Zur Örtlichkeit ist zu sagen, dass der Vorplatz neben dem Haus A, wo die Berufungswerberin mit ihrem Fahrzeug im Retourgang auf die aus E kommende Gemeindestraße fuhr, ein Gefälle von ca 5 % aufweist. Die durch die Ortsmitte führende Gemeindestraße hat ein Gefälle in Fahrtrichtung, die von beiden Beteiligten eingehalten wurde, von ca 5 bis 7 %. Die Breite der Ausfahrt ist ca 6 m, die Breite der Landesstraße, die inkl. Bankette befahrbar ist, beträgt ca 4,5 m. Bei den beteiligten Fahrzeugen handelt es sich beim Fahrzeug der Berufungswerberin um einen PKW Mercedes 300E und beim Zeugen K um einen PKW VW-Jetta. Unter Berücksichtigung der Erstzulassungsdaten und somit der Marken und Typen wird festgestellt, dass beide Fahrzeuge mit verformbaren Kunststoffstoßstangen ausgestattet sind. Die Kunststoffstoßstange am PKW des Zeugen K ist schwarz gerippt und durchgehend gefärbt, dies als Serienteil. Bei der Stoßstange des PKWs der Berufungswerberin ist sowohl möglich, dass die Stoßstange in Wagenfarbe und somit rot lackiert war oder die Stoßstange ebenfalls aus schwarzem Kunststoff, wie am Fahrzeug des Zeugen war.

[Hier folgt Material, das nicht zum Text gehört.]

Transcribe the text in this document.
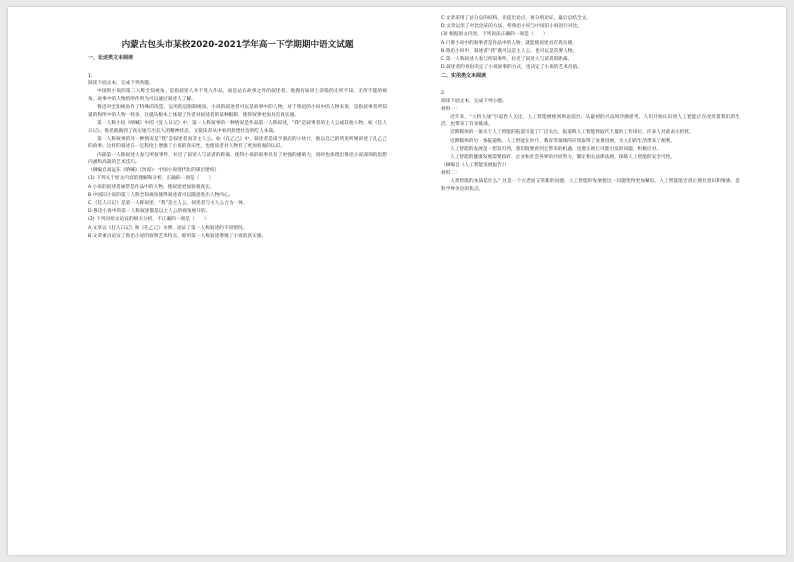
内蒙古包头市某校2020-2021学年高一下学期期中语文试题
一、论述类文本阅读
1.

阅读下面文本，完成下列各题。

中国的小说的第三人称全知视角，是指叙述人并不进入作品，而是站在故事之外的叙述者。他拥有如同上帝般的无所不知、无所不能的视角。故事中的人物的所作所为可以通过叙述人了解。

鲁迅对全知视角作了特殊的改造，运用的是限制视角。小说的叙述者可以是故事中的人物。对于鲁迅的小说中的人物来说，是指叙事者所知道的和所中的人物一样多，这就从根本上体现了作者对叙述者的某种限制，使得叙事更加具有真实感。

第一人称小说《呐喊》中的《狂人日记》中，第一人称叙事的一种情况是作品第一人称叙述，“我”是叙事者的主人公或其他人物，如《狂人日记》。鲁迅既做到了真实地写出狂人的精神状态，又使读者从中看到封建社会的吃人本质。

第一人称叙事的另一种情况是“我”是叙述者而非主人公。如《孔乙己》中，叙述者是咸亨酒店的小伙计，他以自己的所见所闻讲述了孔乙己的故事。这样的叙述在一定程度上增强了小说的真实性，也使读者对人物有了更加客观的认识。

内部第一人称叙述人参与所叙事件，拉近了叙述人与读者的距离，使得小说的叙事具有了更强的感染力，同时也体现出鲁迅小说深刻的思想内涵和高超的艺术技巧。

（摘编自高远东《呐喊》《彷徨》：中国小说现代化的深层建构）

(1) 下列关于原文内容的理解和分析，正确的一项是（　　）

A.小说的叙述者通常是作品中的人物，使叙述更加客观真实。

B.中国旧小说的第三人称全知视角使得叙述者可以随意进出人物内心。

C.《狂人日记》是第一人称叙述，“我”是主人公，叙述者与主人公合为一体。

D.鲁迅小说中的第一人称叙述都是以主人公的视角展开的。

(2) 下列对原文论证的相关分析，不正确的一项是（　　）

A.文章以《狂人日记》和《孔乙己》为例，论证了第一人称叙述的不同情况。

B.文章重点论证了鲁迅小说的叙事艺术特点，即用第一人称叙述增强了小说的真实感。

C.文章采用了总分总的结构，先提出论点，再分别论证，最后总结全文。

D.文章运用了对比论证的方法，将鲁迅小说与中国旧小说进行对比。

(3) 根据原文内容，下列说法正确的一项是（　　）

A.只要小说中的叙事者是作品中的人物，就能使叙述具有真实感。

B.鲁迅小说中，叙述者“我”既可以是主人公，也可以是次要人物。

C.第一人称叙述人参与所叙事件，拉近了叙述人与读者的距离。

D.叙述者的身份决定了小说叙事的方式，也决定了小说的艺术价值。

二、实用类文本阅读
2.

阅读下面文本，完成下列小题。

材料一：

近年来，“人机大战”引起世人关注，人工智能被推到舆论前台。从最初的兴奋到冷静思考，人们开始认识到人工智能正在改变着我们的生活，也带来了许多挑战。

近期媒体的一条关于人工智能的报道引起了广泛关注，报道称人工智能将取代大量的工作岗位，许多人对此表示担忧。

近期媒体的另一条报道称，人工智能在医疗、教育等领域的应用取得了显著进展，为人们的生活带来了便利。

人工智能的发展是一把双刃剑，我们既要看到它带来的机遇，也要正视它可能引发的问题，积极应对。

人工智能的健康发展需要政府、企业和社会各界的共同努力，制定相关法律法规，保障人工智能的安全可控。

（摘编自《人工智能发展报告》）

材料二：

人类智能的本质是什么？这是一个古老而又常新的问题。人工智能的发展使这一问题变得更加紧迫。人工智能能否真正拥有意识和情感，是科学界争论的焦点。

Die Stellung der Fahrzeuge zueinander war, wie von den Beteiligten an Ort und Stelle geschildert, so, dass der PKW der Berufungswerberin sich nach der Ausfahrt im Retourgang zum Zeitpunkt des möglichen Anstoßes in einer Schrägposition befunden hat. Ausfahrtsbedingt war die Front, gesehen aus der nachfolgend eingeschlagenen Fahrtrichtung, Richtung Hauptplatz, nach links versetzt.

Der PKW des Zeugen K war mit großer Wahrscheinlichkeit etwa Fahrbahnparallel.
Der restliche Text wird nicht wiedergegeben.